Together, Lee and colleagues show that a simple manipulation—changing the amount of time between trials—can modulate behavior and DA release in the nucleus accumbens. Based on the STGT model, the authors interpret their results as reflecting interactions with an empty food cup between trials, triggering a lower estimate of the food cup’s value, and biasing the rats toward a model-free, sign-tracking approach. Curiously, when the rats were nudged toward sign-tracking behavior, their DA responses did not recapitulate the sign-tracking pattern observed by Flagel and colleagues [14], with reward responses decreasing over time. Similarly, when the rats were nudged toward goal-tracking behavior, the DA responses did not show the sustained reward response one might have expected from pure goal-trackers [14]. In both cases, DA release was a hybrid of the two patterns. This demonstrates that sign tracking and goal tracking are not hardwired and unchanging; rather, these tendencies arise from specific interactions the animals have with stimuli in a task. By the same logic, it is unlikely that the DA-dependent model-free system is ever completely offline; instead, animals give this system more or less weight depending on their experience and needs. The simple one-to-one relationship between DA release and behavioral strategy turns out to be much more complex.

These results suggest a number of important future directions. For example, to shore up the correlations between food cup interactions and DA responses (Fig 2), investigators might consider removing the food cup entirely during the ITI [21]. If the STGT interpretation is correct, this should abolish any effect of ITI on the rats’ behavior. If behavioral differences remain, other interpretations must be sought—for example, long waiting times might simply increase the salience of all stimuli, regardless of interactions with those stimuli in the meantime. Another fruitful approach might be a cross-over design, in which rats experience both ITI lengths at different points in the experiment. Is the effect strong enough to shift an individual rat back and forth between sign tracking and goal tracking? Higher resolution, trial-by-trial measurements of DA (e.g., through extracellular recording) might also be crucial to explore the complicated temporal dynamics of behavior on this task.
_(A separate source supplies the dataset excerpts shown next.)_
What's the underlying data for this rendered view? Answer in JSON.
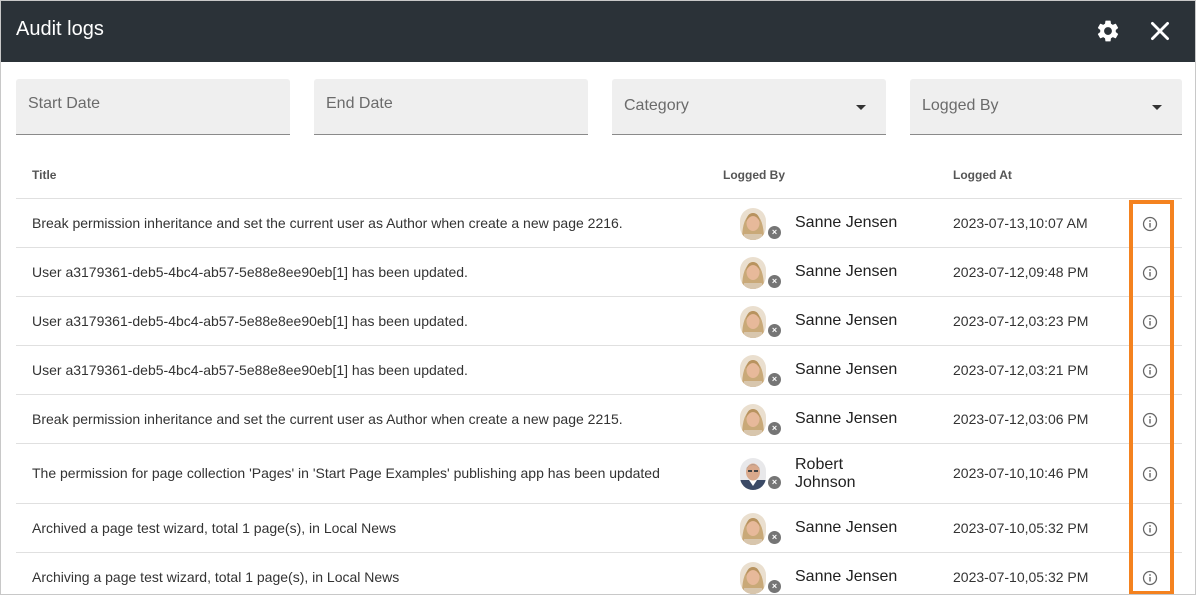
{
  "dialog": {
    "title": "Audit logs",
    "icons": {
      "settings": "gear-icon",
      "close": "close-icon"
    }
  },
  "filters": {
    "start_date": {
      "placeholder": "Start Date"
    },
    "end_date": {
      "placeholder": "End Date"
    },
    "category": {
      "placeholder": "Category"
    },
    "logged_by": {
      "placeholder": "Logged By"
    }
  },
  "table": {
    "columns": {
      "title": "Title",
      "logged_by": "Logged By",
      "logged_at": "Logged At"
    },
    "rows": [
      {
        "title": "Break permission inheritance and set the current user as Author when create a new page 2216.",
        "user": "Sanne Jensen",
        "logged_at": "2023-07-13,10:07 AM"
      },
      {
        "title": "User a3179361-deb5-4bc4-ab57-5e88e8ee90eb[1] has been updated.",
        "user": "Sanne Jensen",
        "logged_at": "2023-07-12,09:48 PM"
      },
      {
        "title": "User a3179361-deb5-4bc4-ab57-5e88e8ee90eb[1] has been updated.",
        "user": "Sanne Jensen",
        "logged_at": "2023-07-12,03:23 PM"
      },
      {
        "title": "User a3179361-deb5-4bc4-ab57-5e88e8ee90eb[1] has been updated.",
        "user": "Sanne Jensen",
        "logged_at": "2023-07-12,03:21 PM"
      },
      {
        "title": "Break permission inheritance and set the current user as Author when create a new page 2215.",
        "user": "Sanne Jensen",
        "logged_at": "2023-07-12,03:06 PM"
      },
      {
        "title": "The permission for page collection 'Pages' in 'Start Page Examples' publishing app has been updated",
        "user": "Robert Johnson",
        "logged_at": "2023-07-10,10:46 PM"
      },
      {
        "title": "Archived a page test wizard, total 1 page(s), in Local News",
        "user": "Sanne Jensen",
        "logged_at": "2023-07-10,05:32 PM"
      },
      {
        "title": "Archiving a page test wizard, total 1 page(s), in Local News",
        "user": "Sanne Jensen",
        "logged_at": "2023-07-10,05:32 PM"
      }
    ]
  },
  "colors": {
    "titlebar_bg": "#2b3238",
    "highlight": "#f4821f",
    "filter_bg": "#efefef"
  }
}
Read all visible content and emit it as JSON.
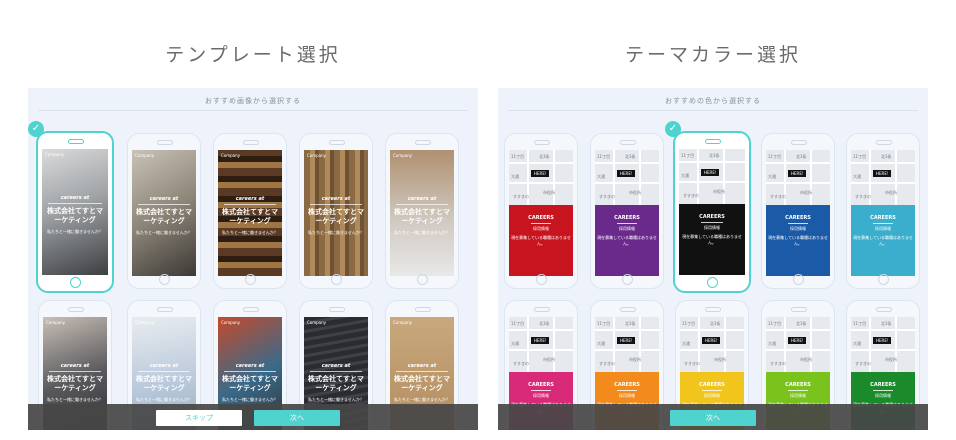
{
  "template_section": {
    "heading": "テンプレート選択",
    "subtitle": "おすすめ画像から選択する",
    "logo": "Company",
    "tagline": "careers at",
    "company_name": "株式会社てすとマーケティング",
    "small_text": "私たちと一緒に働きませんか？",
    "skip_label": "スキップ",
    "next_label": "次へ",
    "selected_index": 0
  },
  "color_section": {
    "heading": "テーマカラー選択",
    "subtitle": "おすすめの色から選択する",
    "map_labels": [
      "11丁目",
      "北3条",
      "大通",
      "市役所",
      "すすきの"
    ],
    "marker_label": "HERE!",
    "careers_title": "CAREERS",
    "careers_sub": "採用情報",
    "careers_desc": "現在募集している職種はありません。",
    "next_label": "次へ",
    "selected_index": 2,
    "colors_row1": [
      "#c8141e",
      "#6a2a8c",
      "#111111",
      "#1a5aa6",
      "#3aaecc"
    ],
    "colors_row2": [
      "#d92a7a",
      "#f28a1c",
      "#f2c51c",
      "#7ac21c",
      "#1a8a2a"
    ]
  },
  "accent_color": "#4fd3cf"
}
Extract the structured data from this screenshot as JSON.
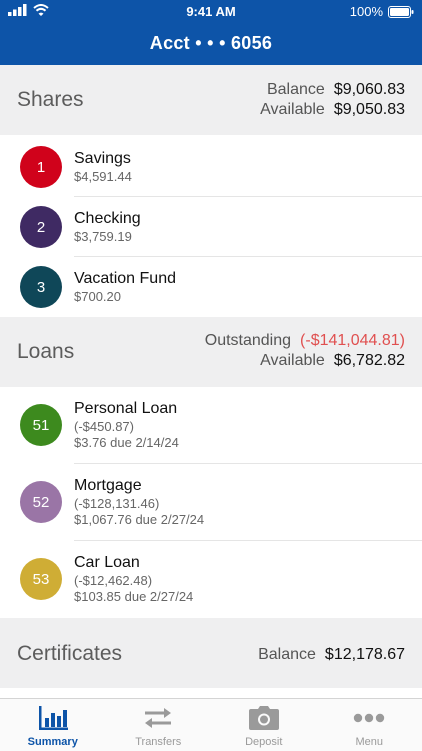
{
  "status_bar": {
    "time": "9:41 AM",
    "battery": "100%"
  },
  "header": {
    "title": "Acct • • • 6056"
  },
  "shares": {
    "title": "Shares",
    "balance_label": "Balance",
    "balance": "$9,060.83",
    "available_label": "Available",
    "available": "$9,050.83",
    "items": [
      {
        "num": "1",
        "name": "Savings",
        "amount": "$4,591.44",
        "color": "#d0021b"
      },
      {
        "num": "2",
        "name": "Checking",
        "amount": "$3,759.19",
        "color": "#3f2a63"
      },
      {
        "num": "3",
        "name": "Vacation Fund",
        "amount": "$700.20",
        "color": "#0f4758"
      }
    ]
  },
  "loans": {
    "title": "Loans",
    "outstanding_label": "Outstanding",
    "outstanding": "(-$141,044.81)",
    "available_label": "Available",
    "available": "$6,782.82",
    "items": [
      {
        "num": "51",
        "name": "Personal Loan",
        "amount": "(-$450.87)",
        "due": "$3.76 due 2/14/24",
        "color": "#3d8a1e"
      },
      {
        "num": "52",
        "name": "Mortgage",
        "amount": "(-$128,131.46)",
        "due": "$1,067.76 due 2/27/24",
        "color": "#9a75a6"
      },
      {
        "num": "53",
        "name": "Car Loan",
        "amount": "(-$12,462.48)",
        "due": "$103.85 due 2/27/24",
        "color": "#cfad35"
      }
    ]
  },
  "certificates": {
    "title": "Certificates",
    "balance_label": "Balance",
    "balance": "$12,178.67"
  },
  "tabs": [
    {
      "label": "Summary",
      "icon": "bar-chart-icon",
      "active": true
    },
    {
      "label": "Transfers",
      "icon": "transfer-arrows-icon",
      "active": false
    },
    {
      "label": "Deposit",
      "icon": "camera-icon",
      "active": false
    },
    {
      "label": "Menu",
      "icon": "more-dots-icon",
      "active": false
    }
  ],
  "colors": {
    "brand": "#0d54a8",
    "negative": "#e05050",
    "section_bg": "#efeff0"
  }
}
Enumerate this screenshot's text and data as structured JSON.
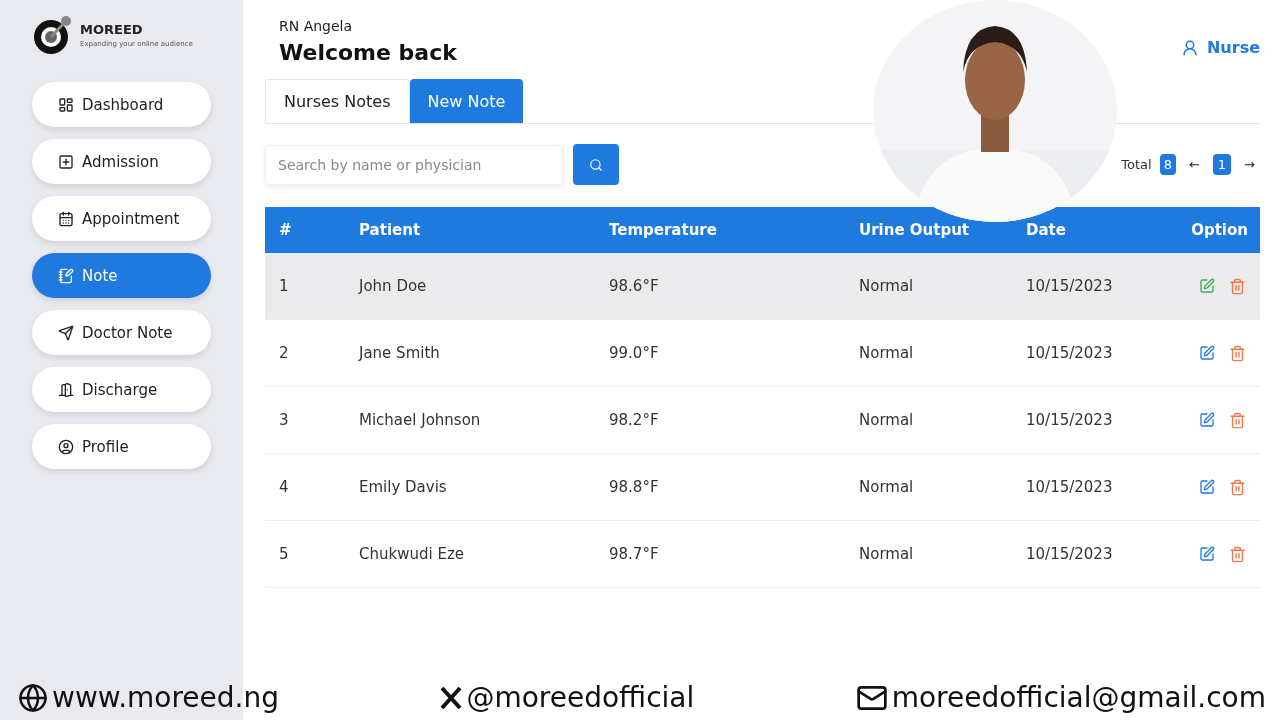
{
  "brand": {
    "name": "MOREED",
    "tagline": "Expanding your online audience"
  },
  "nav": [
    {
      "label": "Dashboard",
      "kind": "dashboard",
      "selected": false
    },
    {
      "label": "Admission",
      "kind": "admission",
      "selected": false
    },
    {
      "label": "Appointment",
      "kind": "calendar",
      "selected": false
    },
    {
      "label": "Note",
      "kind": "note",
      "selected": true
    },
    {
      "label": "Doctor Note",
      "kind": "send",
      "selected": false
    },
    {
      "label": "Discharge",
      "kind": "door",
      "selected": false
    },
    {
      "label": "Profile",
      "kind": "user",
      "selected": false
    }
  ],
  "header": {
    "user": "RN Angela",
    "greeting": "Welcome back",
    "role": "Nurse"
  },
  "tabs": [
    {
      "label": "Nurses Notes",
      "selected": false
    },
    {
      "label": "New Note",
      "selected": true
    }
  ],
  "search": {
    "placeholder": "Search by name or physician"
  },
  "pagination": {
    "label": "Total",
    "total": "8",
    "prev": "←",
    "page": "1",
    "next": "→"
  },
  "table": {
    "columns": [
      "#",
      "Patient",
      "Temperature",
      "Urine Output",
      "Date",
      "Option"
    ],
    "rows": [
      {
        "cells": [
          "1",
          "John Doe",
          "98.6°F",
          "Normal",
          "10/15/2023"
        ],
        "highlighted": true
      },
      {
        "cells": [
          "2",
          "Jane Smith",
          "99.0°F",
          "Normal",
          "10/15/2023"
        ],
        "highlighted": false
      },
      {
        "cells": [
          "3",
          "Michael Johnson",
          "98.2°F",
          "Normal",
          "10/15/2023"
        ],
        "highlighted": false
      },
      {
        "cells": [
          "4",
          "Emily Davis",
          "98.8°F",
          "Normal",
          "10/15/2023"
        ],
        "highlighted": false
      },
      {
        "cells": [
          "5",
          "Chukwudi Eze",
          "98.7°F",
          "Normal",
          "10/15/2023"
        ],
        "highlighted": false
      }
    ]
  },
  "footer": [
    {
      "kind": "web",
      "text": "www.moreed.ng"
    },
    {
      "kind": "x",
      "text": "@moreedofficial"
    },
    {
      "kind": "mail",
      "text": "moreedofficial@gmail.com"
    }
  ]
}
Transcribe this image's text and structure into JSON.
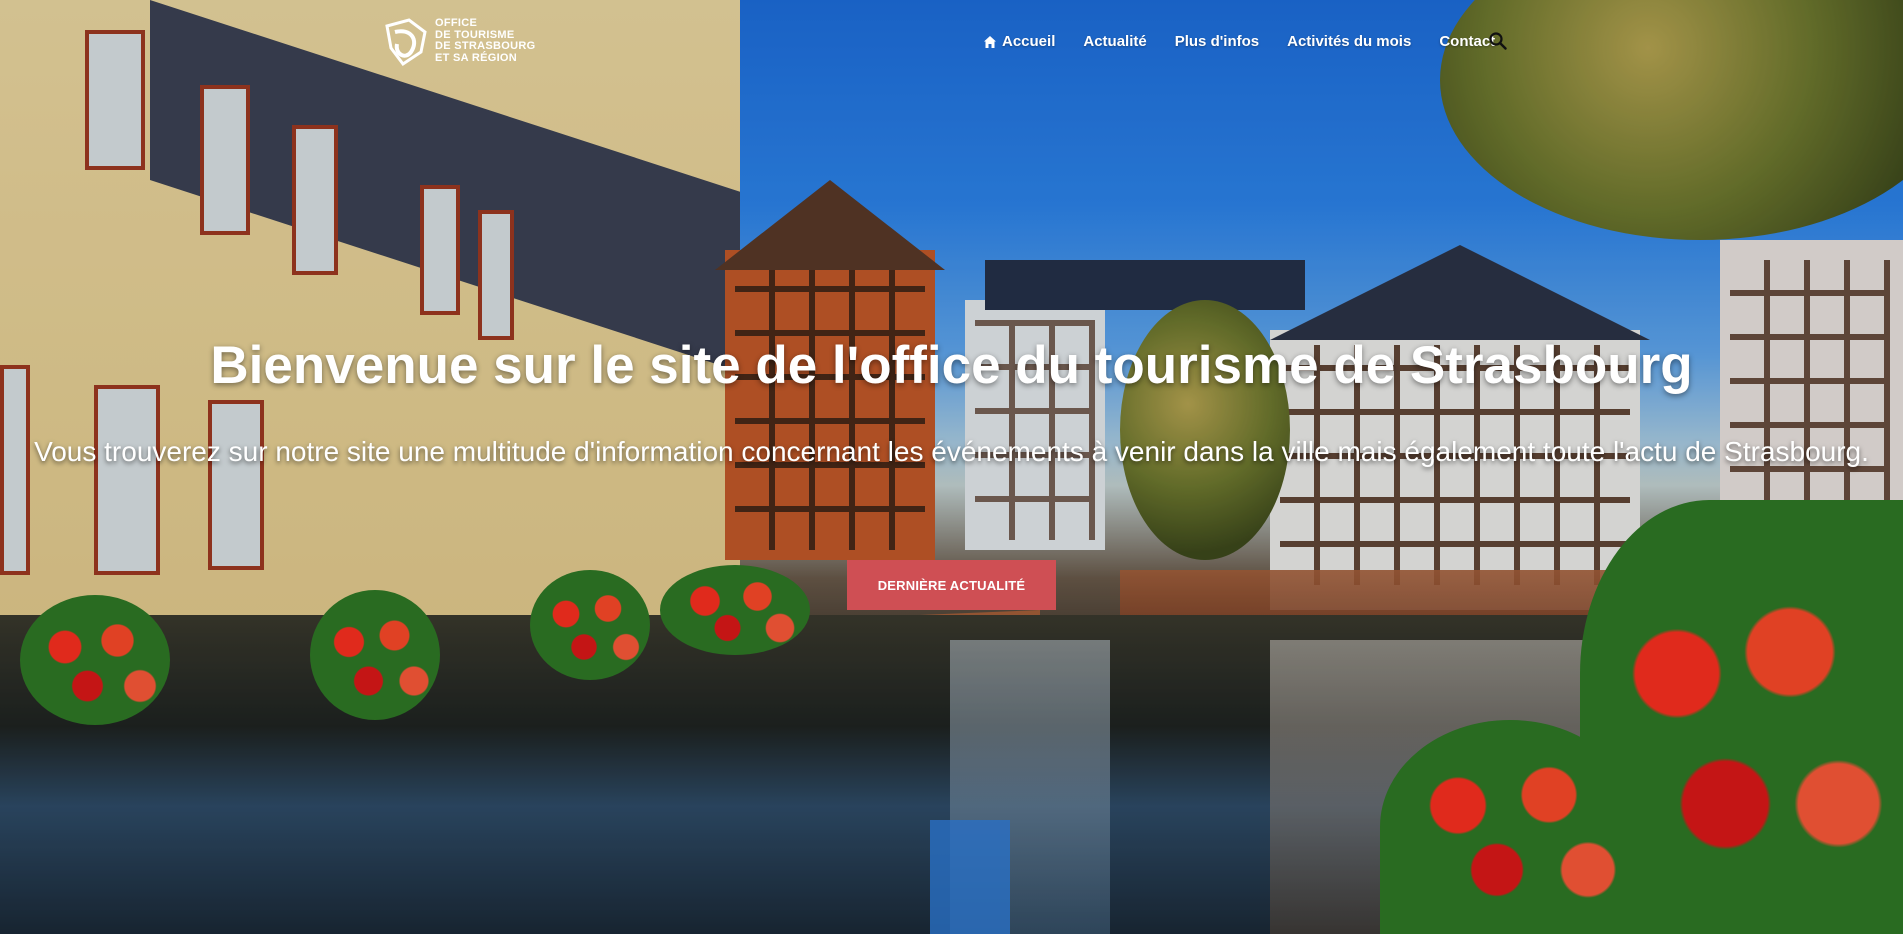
{
  "header": {
    "logo_lines": [
      "Office",
      "de Tourisme",
      "de Strasbourg",
      "et sa région"
    ],
    "logo_icon": "logo-swirl-icon"
  },
  "nav": {
    "items": [
      {
        "label": "Accueil",
        "icon": "home-icon"
      },
      {
        "label": "Actualité"
      },
      {
        "label": "Plus d'infos"
      },
      {
        "label": "Activités du mois"
      },
      {
        "label": "Contact"
      }
    ],
    "search_icon": "search-icon"
  },
  "hero": {
    "title": "Bienvenue sur le site de l'office du tourisme de Strasbourg",
    "subtitle": "Vous trouverez sur notre site une multitude d'information concernant les événements à venir dans la ville mais également toute l'actu de Strasbourg.",
    "cta_label": "Dernière actualité"
  },
  "colors": {
    "accent": "#cf4f54",
    "text": "#ffffff"
  }
}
Finally, causal manipulations of the DA circuit, especially through temporally specific means such as optogenetics, would go a long way toward demonstrating that patterns of DA activity actually control behavior in this task, rather than simply reflect it.

For the field more generally, numerous fascinating questions remain open. Where in the brain do model-based and model-free learning occur, and what determines the relative weight between them [19]? How are RPEs calculated in the first place [22]? Is DA the only relevant circuit for RPE-driven model-free learning, or are there redundant circuits, for example, in the cerebellum [23]? What are the genetic or environmental factors that bias some animals to sign-track and others to goal-track under equivalent testing conditions? What relationship does this phenomenon have to disorders of learning or habit, such as OCD or addiction? Finally, emerging evidence from multiple species indicates that a subset of DA neurons is activated by unpleasant or painful stimuli [24-26]. Is there undiscovered individual variability in behavior or DA activity within the aversive domain? Should aversive DA signals be integrated into computational frameworks for reward learning, or do these represent entirely separate computations? These questions will take concerted effort across many labs and multiple years, but they may hold the key to some of the most fundamental questions in neuroscience: how we learn about rewards and punishments and how this process breaks down in neuropsychiatric disease.

Zooming out even further, it is important to note Lee and colleagues’ general approach. They studied a computational model of an interesting physiological phenomenon, developed a specific hypothesis from that model, and then collected new data to test this hypothesis directly. What they found partially validated the model but also brought up new and unanticipated questions. Regardless of the specific results, this is the scientific method at its purest, and it should be celebrated.